I planned out my attempt, wrote a lengthy email and a highly technical explanation. About to send it, I decided on a whim to ask my colleague for feedback — someone who was not a subject matter expert. His challenge for me was to find a benefit the global GTO would get fro this implementation, reasoning they would not spend resources on initiatives that would only benefit me. That’s when I knew I had to level up, gathering more feedback. I talked to my supervisor and my mentor. What I initially settled on was a simple presentation with a few slides following the structure of the Winning Pitch (by Greg Tremlow).
1. The Problem
What you hate or will fix or will make 300% better.

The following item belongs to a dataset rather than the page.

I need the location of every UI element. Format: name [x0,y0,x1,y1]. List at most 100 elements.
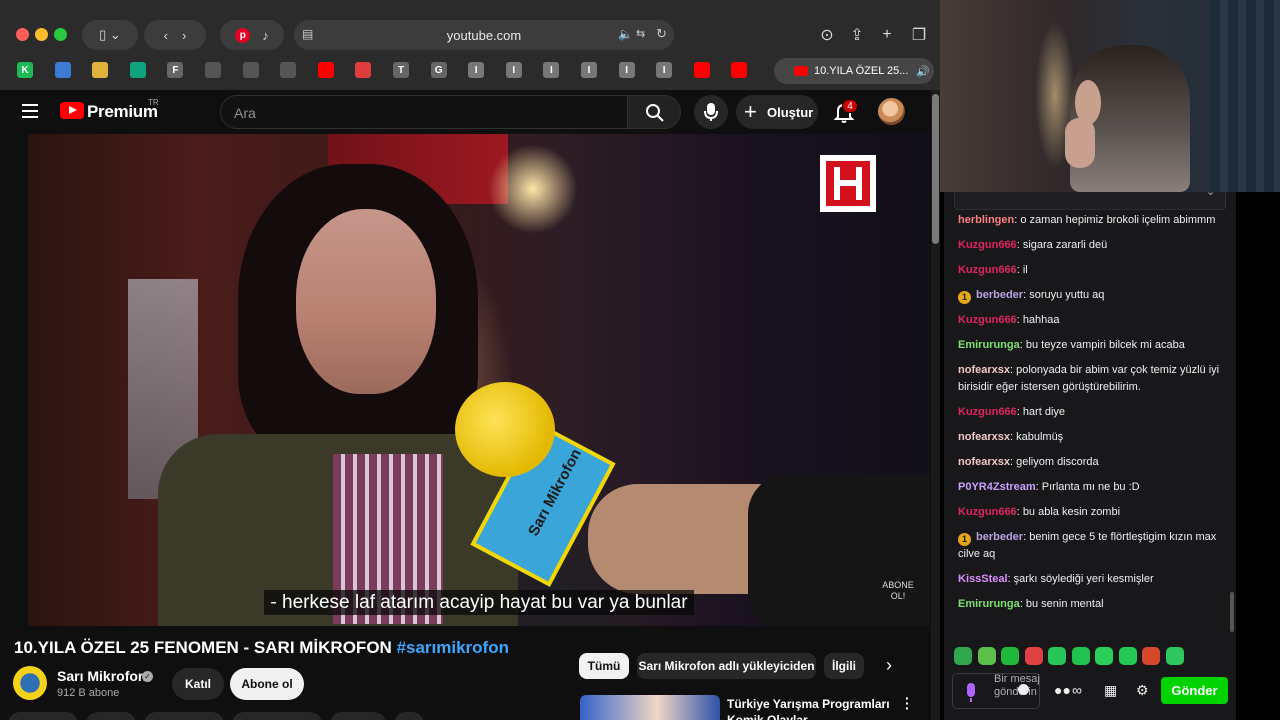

Never start a pitch by talking about yourself, your team, your product, or your total addressable market. Instead, start by naming the thing that’s getting in the way of your customer’s effectiveness and/or happiness. Do that by painting an emotionally resonant picture of how the world currently sucks for your customer, who or what is to blame, and why.
2. The Urgency
Answer “Why Now?”
Audiences — particularly investors — are skeptical. They’re thinking: “People have lived this way for a long time — are they really going to change now?” You have to explain that if you don’t act now, things quickly get much, much worse.
3. The Solution
Show the promised land before explaining how you’ll get there
Showing the enemy’s defeat before explaining how you’ll make it happen can feel wrong for novice presenters — like blurting out the punchline before you’ve told a joke. But when an audience knows where you’re headed, they’re much more likely to buckle in for the ride.
4. The Show-Stopper
Identify obstacles — then explain how you’ll overcome them
Now that you’ve shared your vision of the future, (a) lay out the obstacles to achieving it and (b) show how your company/product/service will overcome each one. (There had better be some big, nasty obstacles — otherwise who needs what you’re selling?)
5. The Evidence
Present evidence that you’re not just blowing hot air
Audiences are skeptical. So you must give them evidence that the future you’ve laid out is, indeed, attainable. For early-stage companies and products, demos can serve as evidence, though results from early (or beta) customers are more compelling. Least persuasive — but better than nothing — are testimonials from potential customers explaining why they would buy.
This is the slide set I used. My tactic was to create a compelling story tapping into a problem I knew they wanted to solve the problem of shadow software themselves. When talking about the show-stoppers, I specifically mentioned what I wanted them to do for me. Essentially, I shifted the narrative around from “them helping me” to “me helping them”.
The outcome was that they happily integrated my bookmarklet code snippet into the source code of the GIS, allowing me to both achieve my goal and solve a problem the global CTO had by allowing more national offices to also use our solution.